Mahrer im "trend": "Eine große Agenda ist leider noch nicht sichtbar"

Staatssekretär Harald Mahrer urgiert einen sofortigen Schwenk der Regierung auf einen Reformkurs und nimmt auch die ÖVP nicht aus seiner Kritik aus. Klare Absage an Erbschaftssteuer.
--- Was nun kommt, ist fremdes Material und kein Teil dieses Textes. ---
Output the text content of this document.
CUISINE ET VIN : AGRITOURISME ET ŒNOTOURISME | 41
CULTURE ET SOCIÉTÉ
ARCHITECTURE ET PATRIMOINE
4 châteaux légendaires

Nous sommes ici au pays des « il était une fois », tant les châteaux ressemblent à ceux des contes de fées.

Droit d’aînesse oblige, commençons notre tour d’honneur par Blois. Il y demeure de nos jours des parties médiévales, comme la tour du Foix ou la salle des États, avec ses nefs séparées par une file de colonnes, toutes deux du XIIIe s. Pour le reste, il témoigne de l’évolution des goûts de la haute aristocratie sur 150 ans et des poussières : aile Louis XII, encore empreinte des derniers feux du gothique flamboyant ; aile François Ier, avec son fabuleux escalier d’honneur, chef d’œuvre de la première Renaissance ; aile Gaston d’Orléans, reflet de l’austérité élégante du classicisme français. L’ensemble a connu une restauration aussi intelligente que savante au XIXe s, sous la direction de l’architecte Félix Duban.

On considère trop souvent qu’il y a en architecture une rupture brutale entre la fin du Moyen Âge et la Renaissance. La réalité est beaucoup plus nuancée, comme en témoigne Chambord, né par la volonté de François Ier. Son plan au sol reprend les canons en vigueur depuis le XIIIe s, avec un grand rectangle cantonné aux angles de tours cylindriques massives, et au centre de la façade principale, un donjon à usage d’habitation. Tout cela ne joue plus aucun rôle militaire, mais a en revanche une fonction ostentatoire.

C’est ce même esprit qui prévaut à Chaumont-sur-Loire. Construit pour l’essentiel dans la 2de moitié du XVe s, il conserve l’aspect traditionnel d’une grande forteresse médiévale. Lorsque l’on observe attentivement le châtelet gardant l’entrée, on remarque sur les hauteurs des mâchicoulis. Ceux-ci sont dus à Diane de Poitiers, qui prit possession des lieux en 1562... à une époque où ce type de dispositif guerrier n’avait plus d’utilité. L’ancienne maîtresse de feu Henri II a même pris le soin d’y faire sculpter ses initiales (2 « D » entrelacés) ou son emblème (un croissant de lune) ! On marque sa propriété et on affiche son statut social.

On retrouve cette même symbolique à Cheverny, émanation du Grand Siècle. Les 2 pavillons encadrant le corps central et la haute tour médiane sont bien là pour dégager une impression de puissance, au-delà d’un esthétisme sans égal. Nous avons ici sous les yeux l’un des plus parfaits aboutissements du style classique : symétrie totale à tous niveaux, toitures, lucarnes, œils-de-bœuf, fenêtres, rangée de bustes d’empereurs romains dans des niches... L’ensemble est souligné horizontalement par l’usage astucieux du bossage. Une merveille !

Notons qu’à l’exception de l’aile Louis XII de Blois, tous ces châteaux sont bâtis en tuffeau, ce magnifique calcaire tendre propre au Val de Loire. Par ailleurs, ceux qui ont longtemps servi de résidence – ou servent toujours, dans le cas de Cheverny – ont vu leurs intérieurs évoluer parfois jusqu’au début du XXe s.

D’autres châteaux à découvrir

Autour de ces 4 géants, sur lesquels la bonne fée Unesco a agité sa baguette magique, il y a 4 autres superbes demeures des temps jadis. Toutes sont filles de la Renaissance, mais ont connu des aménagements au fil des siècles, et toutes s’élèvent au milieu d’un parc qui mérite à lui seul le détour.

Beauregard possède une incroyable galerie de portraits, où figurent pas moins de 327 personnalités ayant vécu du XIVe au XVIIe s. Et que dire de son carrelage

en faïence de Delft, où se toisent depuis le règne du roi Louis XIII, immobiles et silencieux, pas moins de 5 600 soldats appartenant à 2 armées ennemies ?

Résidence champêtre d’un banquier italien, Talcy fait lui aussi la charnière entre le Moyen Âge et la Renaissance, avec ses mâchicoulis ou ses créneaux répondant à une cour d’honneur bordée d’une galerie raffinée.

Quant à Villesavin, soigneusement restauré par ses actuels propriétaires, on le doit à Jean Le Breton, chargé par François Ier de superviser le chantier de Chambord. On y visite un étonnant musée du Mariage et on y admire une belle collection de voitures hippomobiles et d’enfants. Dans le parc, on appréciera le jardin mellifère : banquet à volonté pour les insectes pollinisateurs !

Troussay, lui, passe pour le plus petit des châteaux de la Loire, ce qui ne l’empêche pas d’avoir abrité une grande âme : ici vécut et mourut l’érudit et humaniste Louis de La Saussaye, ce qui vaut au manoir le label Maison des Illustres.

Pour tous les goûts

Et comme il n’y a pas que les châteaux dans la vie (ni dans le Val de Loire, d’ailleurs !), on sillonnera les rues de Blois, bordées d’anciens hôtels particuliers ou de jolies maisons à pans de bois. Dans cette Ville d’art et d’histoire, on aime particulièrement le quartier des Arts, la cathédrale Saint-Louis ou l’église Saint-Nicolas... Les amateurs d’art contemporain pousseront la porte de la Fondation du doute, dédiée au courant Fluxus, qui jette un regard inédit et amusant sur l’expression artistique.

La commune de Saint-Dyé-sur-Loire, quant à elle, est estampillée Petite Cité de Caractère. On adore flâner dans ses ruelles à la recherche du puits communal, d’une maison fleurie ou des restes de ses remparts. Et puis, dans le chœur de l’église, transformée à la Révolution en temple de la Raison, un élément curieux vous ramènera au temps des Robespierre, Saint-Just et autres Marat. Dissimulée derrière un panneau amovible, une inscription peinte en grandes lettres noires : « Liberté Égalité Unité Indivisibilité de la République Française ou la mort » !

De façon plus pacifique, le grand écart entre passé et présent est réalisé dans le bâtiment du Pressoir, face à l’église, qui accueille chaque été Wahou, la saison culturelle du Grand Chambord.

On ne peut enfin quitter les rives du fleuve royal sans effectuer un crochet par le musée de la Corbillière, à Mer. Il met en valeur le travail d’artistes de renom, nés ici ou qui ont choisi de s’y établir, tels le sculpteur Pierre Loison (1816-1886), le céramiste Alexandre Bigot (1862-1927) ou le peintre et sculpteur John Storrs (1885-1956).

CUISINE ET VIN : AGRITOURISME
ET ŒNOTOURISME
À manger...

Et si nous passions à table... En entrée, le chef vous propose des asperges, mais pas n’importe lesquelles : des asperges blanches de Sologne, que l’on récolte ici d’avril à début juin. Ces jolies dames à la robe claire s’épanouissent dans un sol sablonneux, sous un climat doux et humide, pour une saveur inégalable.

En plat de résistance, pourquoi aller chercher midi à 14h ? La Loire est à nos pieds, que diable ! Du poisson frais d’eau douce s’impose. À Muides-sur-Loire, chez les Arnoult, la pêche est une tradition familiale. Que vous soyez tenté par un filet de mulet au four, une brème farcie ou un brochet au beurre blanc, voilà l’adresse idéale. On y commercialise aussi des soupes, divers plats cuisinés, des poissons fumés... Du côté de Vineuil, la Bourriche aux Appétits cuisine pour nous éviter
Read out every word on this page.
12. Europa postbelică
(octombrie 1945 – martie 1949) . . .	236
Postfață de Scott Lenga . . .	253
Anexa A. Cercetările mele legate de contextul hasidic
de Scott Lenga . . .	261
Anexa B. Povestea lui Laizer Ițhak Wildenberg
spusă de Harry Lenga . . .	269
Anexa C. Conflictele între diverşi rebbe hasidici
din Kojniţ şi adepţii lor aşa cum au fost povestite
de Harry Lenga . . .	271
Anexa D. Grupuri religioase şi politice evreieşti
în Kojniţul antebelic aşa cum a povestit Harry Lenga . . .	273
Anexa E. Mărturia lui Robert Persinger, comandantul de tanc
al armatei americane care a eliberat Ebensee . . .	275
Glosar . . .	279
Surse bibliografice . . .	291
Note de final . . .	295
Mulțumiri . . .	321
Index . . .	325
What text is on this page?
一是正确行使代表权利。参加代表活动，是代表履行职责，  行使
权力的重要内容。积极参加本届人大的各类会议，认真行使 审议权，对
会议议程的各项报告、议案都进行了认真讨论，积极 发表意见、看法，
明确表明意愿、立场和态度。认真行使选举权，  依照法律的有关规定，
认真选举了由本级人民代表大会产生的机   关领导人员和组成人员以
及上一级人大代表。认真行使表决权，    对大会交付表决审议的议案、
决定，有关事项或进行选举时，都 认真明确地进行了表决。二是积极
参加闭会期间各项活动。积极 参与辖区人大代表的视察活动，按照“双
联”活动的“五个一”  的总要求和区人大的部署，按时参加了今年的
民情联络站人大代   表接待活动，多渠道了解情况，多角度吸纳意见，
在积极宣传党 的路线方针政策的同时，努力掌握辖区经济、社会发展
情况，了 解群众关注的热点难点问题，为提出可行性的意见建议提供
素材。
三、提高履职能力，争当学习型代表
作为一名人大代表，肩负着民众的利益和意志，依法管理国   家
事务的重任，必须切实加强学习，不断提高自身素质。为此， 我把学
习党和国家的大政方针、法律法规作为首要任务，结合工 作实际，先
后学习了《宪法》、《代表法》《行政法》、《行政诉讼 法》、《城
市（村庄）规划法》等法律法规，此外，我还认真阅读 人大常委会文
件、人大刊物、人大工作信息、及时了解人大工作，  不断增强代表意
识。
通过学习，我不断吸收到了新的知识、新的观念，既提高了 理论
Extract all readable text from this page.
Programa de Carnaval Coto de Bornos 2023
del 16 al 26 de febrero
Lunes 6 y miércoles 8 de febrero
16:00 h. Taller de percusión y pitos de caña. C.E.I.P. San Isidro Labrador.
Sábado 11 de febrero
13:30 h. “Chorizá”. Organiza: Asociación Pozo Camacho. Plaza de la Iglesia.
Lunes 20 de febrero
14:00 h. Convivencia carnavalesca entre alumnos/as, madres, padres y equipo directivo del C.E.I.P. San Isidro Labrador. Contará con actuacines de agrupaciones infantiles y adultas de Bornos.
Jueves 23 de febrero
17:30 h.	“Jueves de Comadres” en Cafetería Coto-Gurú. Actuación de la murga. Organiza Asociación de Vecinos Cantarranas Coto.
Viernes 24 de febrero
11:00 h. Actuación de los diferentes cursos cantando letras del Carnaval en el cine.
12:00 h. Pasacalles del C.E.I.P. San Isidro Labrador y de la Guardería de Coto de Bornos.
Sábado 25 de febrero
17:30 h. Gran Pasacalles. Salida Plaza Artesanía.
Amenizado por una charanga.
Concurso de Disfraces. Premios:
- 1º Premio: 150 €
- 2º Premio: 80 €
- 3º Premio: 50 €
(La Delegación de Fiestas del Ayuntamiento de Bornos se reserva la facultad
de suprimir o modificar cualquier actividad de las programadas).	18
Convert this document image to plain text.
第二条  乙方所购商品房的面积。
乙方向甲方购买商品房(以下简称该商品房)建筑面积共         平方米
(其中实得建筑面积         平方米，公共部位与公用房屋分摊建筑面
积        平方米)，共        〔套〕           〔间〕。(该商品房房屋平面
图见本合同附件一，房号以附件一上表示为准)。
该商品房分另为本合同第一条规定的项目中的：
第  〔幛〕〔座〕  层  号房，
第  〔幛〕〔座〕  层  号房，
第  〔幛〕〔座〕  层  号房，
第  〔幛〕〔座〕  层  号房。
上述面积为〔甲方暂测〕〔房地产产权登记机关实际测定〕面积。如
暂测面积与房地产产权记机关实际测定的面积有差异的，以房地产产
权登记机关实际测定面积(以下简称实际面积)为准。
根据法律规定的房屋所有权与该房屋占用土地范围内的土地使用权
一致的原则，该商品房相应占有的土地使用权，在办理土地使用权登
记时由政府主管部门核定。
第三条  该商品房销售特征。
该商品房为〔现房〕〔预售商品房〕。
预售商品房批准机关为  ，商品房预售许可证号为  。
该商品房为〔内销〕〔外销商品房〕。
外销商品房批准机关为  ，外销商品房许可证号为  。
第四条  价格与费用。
Wien (OTS) - Harald Mahrer, ÖVP-Staatssekretär im Wirtschaftsministerium, urgiert in einem "trend"-Interview mit ungewöhnlich scharfen Worten einen Schwenk der Politik zu einem Reformkurs. Dass, anders als in der Vergangenheit, Reformen ungeachtet eines allfälligen Wahlergebnisses umgesetzt werden müssen, hält er für selbstverständlich: "Alles andere hielte ich für ein problematisches Amtsverständnis. Das mag vielleicht in normalen Zeiten für den einen oder anderen akzeptabel sein. Aber wir befinden uns nicht in normalen Zeiten." Und er bewertet die Situation als so dramatisch, dass es gar keinen anderen Ausweg mehr gibt: "Je tiefer wir ins Tal der Tränen vordringen, desto größer wird die Wahrscheinlichkeit, dass Veränderungen gelingen. Reformen am Arbeitsmarkt und bei den Pensionen werden in dieser Legislaturperiode passieren, weil sie passieren müssen, weil das System schlicht nicht mehr zu halten ist."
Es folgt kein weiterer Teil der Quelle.